The price of retrofit success: why £6,500 won't cut it for social homes

Bill Taylor of Fusion21 talks to Housing Excellence about the coalition Government’s Green Deal.

For Taylor the £6,500 per home, which has been allocated through the Government’s Green Deal simply isn’t enough.

“When it comes to retrofitting, social landlords are ahead of the game. But will the sector’s progress in making homes more energy efficient soon become a chain around its neck?” he says. “It’s time the government acknowledged the fact that the £6,500 per home allocated in its ‘Green Deal’ won’t cover the major retrofit improvements most social housing organisations now need to tackle.

Taylor says that while the costs of basic ‘easy’ fixes should be covered by £6,500 per home, the figure is far too low for housing organisations which have already done significant energy efficiency work to many of their properties as costs are higher for making additional retrofit improvements.

Taylor explains that the next step for most social properties that are already at a higher level of energy efficiency is major works like internal wall insulation. Any property without cavity walls – 800,000 in the social housing sector - and those not on the gas network, will need substantial spend to significantly reduce emissions and energy costs further.

“This additional, more substantial retrofit work also has less of an effect on fuel bills per pound spent on works, as the cost of making improvements increases the higher up the scale you go,” he says. “Payback periods are longer and for the poorest householders, whatever the tenure, paying for these improvements from the energy savings is going to be more difficult than paying for the initial work. So willingness of residents to sign up for improvements with longer payback periods may be in question - we need a way of building up trust so people will welcome the opportunity for improvements.”

Pilot projects have indicated that £20,000 plus is needed to effectively retrofit properties. For the more problematic properties - where structural repair such as rebuilding of bay window or the replacement of flat roofs is needed the figure will be much higher.

Taylor says that the cost of these advanced works needs finance that social landlords are able to afford and that won’t penalise the occupiers. This must include some non-repayable element because the payback periods from energy savings will be much longer than for the ‘quick fixes’. He says transparent procurement linked to Energy Company Obligations (CERT, CESP and their replacements) is also needed to ensure best value for money.

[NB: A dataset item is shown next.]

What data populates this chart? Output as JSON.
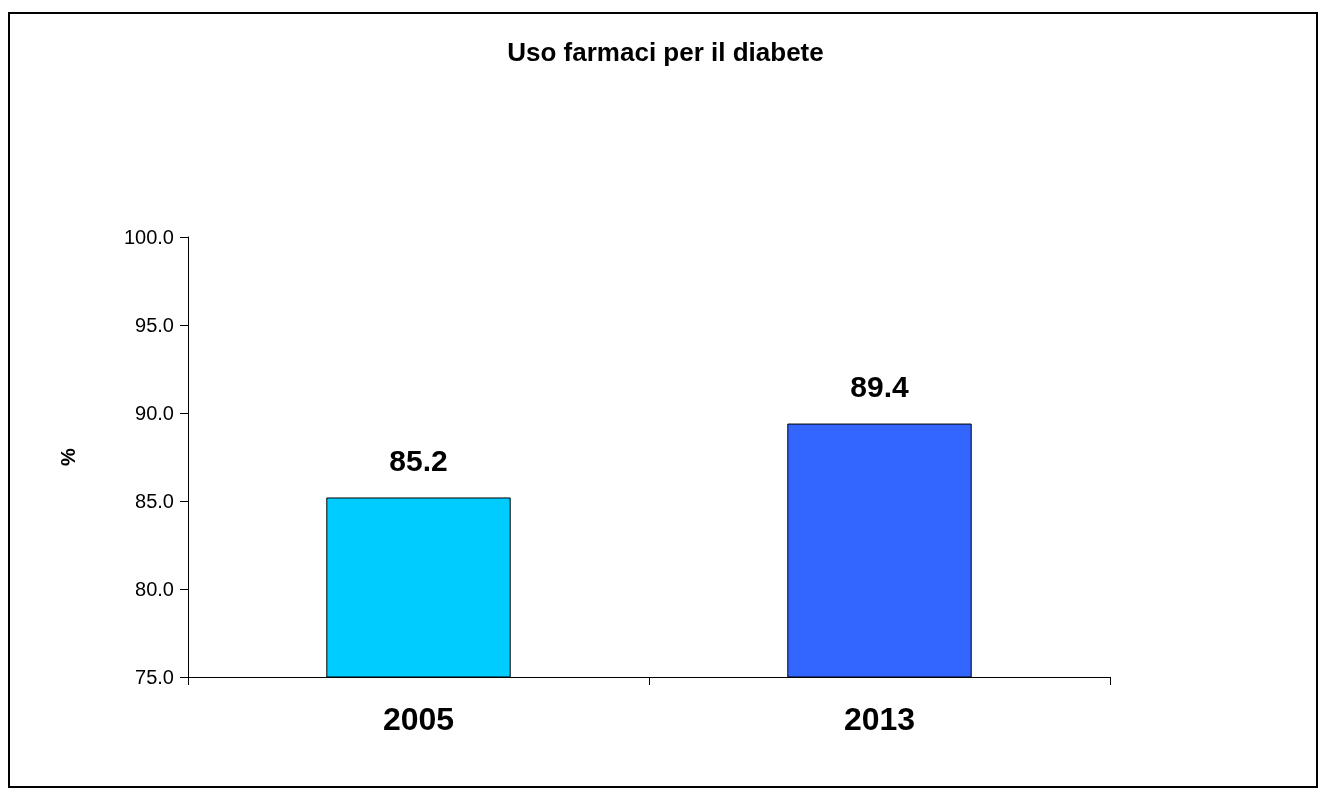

“Another key consideration in the retrofit debate is to avoid the market being tainted by a plethora of ‘cowboy’ builders and salespeople exploiting property owners,” he says. “The current arrangements are not tight enough. Social landlords deal with larger reputable firms and monitor contracts professionally – we need to ensure that when retrofit is rolled out to other tenures there is a better system to ensure good quality work.

“We need to link good quality training schemes to spend on the Green Deal and other Energy Company Obligation work to ensure that we build a skilled workforce that can then move on to the private sector.

“Overall we need a retrofit approach that delivers value through economies of scale but also builds skills levels to provide a good quality workforce that can eventually move on to delivering into the private sector.

“Retrofitting can generate jobs whilst reducing fuel poverty and carbon emissions but only if the government is realistic with investment. Why should social landlords have to suffer for their retrofit achievements so far?”